Avant cinq heures, j'avais déjà vendu deux exemplaires du Portrait de Dorian Gray et les œuvres complètes de Lampedusa à un monsieur très distingué de Madrid qui m'a donné un pourboire. Ne faites pas cette tête, j'ai mis le pourboire dans la caisse avec le reste.

— Et Sempere junior, qu'est-ce qu'il a dit ?

— Pour ce qui est de dire, pas grand-chose… Il est resté tout l'après-midi planté comme un ahuri à faire semblant de ne pas me voir mais sans me quitter un instant des yeux. Je ne peux même plus m'asseoir tellement il a regardé mon derrière chaque fois que je montais à l'échelle pour chercher un livre. Vous êtes content ?

Je fis oui en souriant.

— Merci, Isabella.

Elle me fixa droit dans les yeux.

— Répétez-moi ça.

— Merci, Isabella. De tout mon cœur.

Elle rougit et détourna la tête. Nous demeurâmes silencieux, jouissant paisiblement de cette camaraderie qui, par moments, se passait de paroles. J'absorbai le bouillon jusqu'à la dernière goutte et lui montrai le bol vide. Elle approuva.

— Vous êtes allé la voir, n'est-ce pas ? Cette femme, Cristina ? demanda-t-elle, toujours sans me regarder.

— Isabella, qui lit sur les visages…

— Dites-moi la vérité.

— Je l'ai seulement vue de loin.

Elle m'observa d'un air circonspect, comme si elle n'arrivait pas à m'avouer ce qu'elle avait sur le cœur.
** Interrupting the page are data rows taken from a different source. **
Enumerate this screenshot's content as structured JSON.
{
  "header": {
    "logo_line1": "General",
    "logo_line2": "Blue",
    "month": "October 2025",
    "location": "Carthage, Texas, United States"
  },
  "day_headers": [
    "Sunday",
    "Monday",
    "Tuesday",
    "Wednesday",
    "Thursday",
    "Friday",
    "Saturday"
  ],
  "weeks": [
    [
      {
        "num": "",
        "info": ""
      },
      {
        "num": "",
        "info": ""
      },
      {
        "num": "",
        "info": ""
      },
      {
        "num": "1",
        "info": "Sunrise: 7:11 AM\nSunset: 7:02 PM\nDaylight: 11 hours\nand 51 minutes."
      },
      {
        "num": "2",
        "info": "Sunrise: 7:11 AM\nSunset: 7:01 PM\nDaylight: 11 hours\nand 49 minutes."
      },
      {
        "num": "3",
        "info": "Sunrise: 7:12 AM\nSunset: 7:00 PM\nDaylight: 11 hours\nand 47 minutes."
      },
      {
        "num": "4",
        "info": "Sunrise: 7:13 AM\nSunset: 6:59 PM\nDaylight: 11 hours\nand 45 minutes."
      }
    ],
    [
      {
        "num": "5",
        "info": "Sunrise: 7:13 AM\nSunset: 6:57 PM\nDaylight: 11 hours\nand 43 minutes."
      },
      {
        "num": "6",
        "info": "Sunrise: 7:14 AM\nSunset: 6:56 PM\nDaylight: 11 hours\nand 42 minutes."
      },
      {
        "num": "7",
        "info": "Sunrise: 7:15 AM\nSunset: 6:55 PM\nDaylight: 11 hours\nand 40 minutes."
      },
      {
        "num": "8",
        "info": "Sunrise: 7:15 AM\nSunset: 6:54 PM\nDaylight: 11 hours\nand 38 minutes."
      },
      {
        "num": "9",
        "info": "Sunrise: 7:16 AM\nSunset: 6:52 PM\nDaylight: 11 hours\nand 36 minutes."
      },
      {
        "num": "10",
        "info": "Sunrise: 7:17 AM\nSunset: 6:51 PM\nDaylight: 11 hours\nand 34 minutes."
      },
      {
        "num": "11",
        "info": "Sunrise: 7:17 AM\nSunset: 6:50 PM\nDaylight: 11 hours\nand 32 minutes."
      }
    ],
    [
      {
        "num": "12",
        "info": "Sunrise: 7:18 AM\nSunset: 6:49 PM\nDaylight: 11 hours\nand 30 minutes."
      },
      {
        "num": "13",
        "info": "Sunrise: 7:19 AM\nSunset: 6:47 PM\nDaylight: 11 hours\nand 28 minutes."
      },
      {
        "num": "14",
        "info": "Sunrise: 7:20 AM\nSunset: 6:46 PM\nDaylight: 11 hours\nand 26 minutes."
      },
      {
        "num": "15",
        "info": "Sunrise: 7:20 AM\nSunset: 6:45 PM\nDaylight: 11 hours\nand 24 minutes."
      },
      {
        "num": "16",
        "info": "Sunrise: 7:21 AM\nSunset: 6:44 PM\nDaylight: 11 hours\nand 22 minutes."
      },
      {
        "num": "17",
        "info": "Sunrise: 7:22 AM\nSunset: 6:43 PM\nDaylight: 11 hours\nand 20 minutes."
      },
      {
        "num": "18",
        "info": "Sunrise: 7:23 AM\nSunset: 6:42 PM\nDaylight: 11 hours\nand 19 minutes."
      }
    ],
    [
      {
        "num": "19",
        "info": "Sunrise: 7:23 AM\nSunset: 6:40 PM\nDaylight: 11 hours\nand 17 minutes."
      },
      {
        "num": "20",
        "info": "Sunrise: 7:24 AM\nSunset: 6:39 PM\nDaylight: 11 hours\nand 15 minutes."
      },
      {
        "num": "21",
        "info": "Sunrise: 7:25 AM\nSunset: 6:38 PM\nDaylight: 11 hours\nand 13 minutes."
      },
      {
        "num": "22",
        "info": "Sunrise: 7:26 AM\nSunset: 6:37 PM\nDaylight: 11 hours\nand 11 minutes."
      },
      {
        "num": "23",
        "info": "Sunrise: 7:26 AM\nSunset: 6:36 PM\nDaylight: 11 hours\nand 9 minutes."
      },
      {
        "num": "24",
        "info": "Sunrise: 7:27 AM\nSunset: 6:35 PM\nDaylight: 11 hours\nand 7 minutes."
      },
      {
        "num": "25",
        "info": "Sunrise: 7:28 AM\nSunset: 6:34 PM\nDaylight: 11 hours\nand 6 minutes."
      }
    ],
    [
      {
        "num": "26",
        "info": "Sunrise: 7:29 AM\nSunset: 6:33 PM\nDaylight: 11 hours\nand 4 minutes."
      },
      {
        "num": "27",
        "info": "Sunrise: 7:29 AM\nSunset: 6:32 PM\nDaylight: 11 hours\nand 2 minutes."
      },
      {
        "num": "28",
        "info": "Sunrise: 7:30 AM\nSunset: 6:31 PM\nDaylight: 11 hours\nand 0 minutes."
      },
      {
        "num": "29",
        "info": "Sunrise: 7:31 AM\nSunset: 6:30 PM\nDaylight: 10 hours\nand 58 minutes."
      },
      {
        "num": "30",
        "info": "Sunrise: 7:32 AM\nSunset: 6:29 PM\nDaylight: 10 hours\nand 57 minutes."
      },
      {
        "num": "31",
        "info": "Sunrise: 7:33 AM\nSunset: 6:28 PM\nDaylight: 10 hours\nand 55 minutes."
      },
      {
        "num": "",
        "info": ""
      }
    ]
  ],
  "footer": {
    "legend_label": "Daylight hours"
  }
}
Elle finit par se décider :

— Vous l'aimez ?

Nous nous dévisageâmes en silence.

— Je suis incapable d'aimer. Tu le sais bien. Je suis un égoïste. Parlons d'autre chose.

Isabella hocha la tête, les yeux fixés sur l'enveloppe qui dépassait de ma poche.

— Des nouvelles du patron ?

— La convocation mensuelle. Son Excellence Monsieur Andreas Corelli me fait l'honneur de me donner rendez-vous demain à sept heures du matin aux portes du cimetière du Pueblo Nuevo. Il ne pouvait pas choisir meilleur endroit.

— Et vous avez l'intention d'y aller ?

— Que puis-je faire d'autre ?

— Vous pouvez prendre un train cette nuit même et disparaître à tout jamais.

— Tu es la deuxième personne, aujourd'hui, à me proposer ça. Disparaître d'ici.

— Ce n'est sûrement pas un hasard.

— Et qui sera ton guide et ton mentor dans les embûches de la littérature ?

— Je partirai avec vous.

Je souris et lui pris la main.

— Avec toi, j'irais jusqu'au bout du monde, Isabella.

Isabella retira brusquement sa main et me jeta un coup d'œil offensé.

— Vous vous moquez de moi.

— Isabella, s'il m'arrivait un jour de me moquer de toi, je me ferais illico sauter la cervelle.

— Je n'aime pas quand vous parlez ainsi.

— Pardon.

Ma secrétaire retourna à sa table de travail et s'enferma dans un de ses longs silences. Je l'observai en train de réviser les pages du jour, corrigeant et rayant des paragraphes entiers avec le jeu de plumes que je lui avais offert.

— Si vous me regardez, je ne peux pas me concentrer.

Je me levai et contournai la table.

— Dans ce cas, je te laisse poursuivre ton travail et, après le dîner, tu me montreras le résultat.

— Ce n'est pas prêt. Je dois corriger tout ça et le récrire et…

— Ce n'est jamais prêt, Isabella. Il faudra t'y habituer. Nous lirons ça ensemble après le dîner.

— Demain.

J'abdiquai.

— Demain.

Là-dessus, je me disposai à la laisser seule avec ses mots. Je passais déjà la porte de la galerie quand je l'entendis me rappeler.

— David ?

Je m'arrêtai, silencieux, de l'autre côté de la porte.

— Ce n'est pas vrai. Ce n'est pas vrai que vous êtes incapable d'aimer.

Je me réfugiai dans ma chambre. Je me laissai choir sur le lit, m'y recroquevillai et fermai les yeux.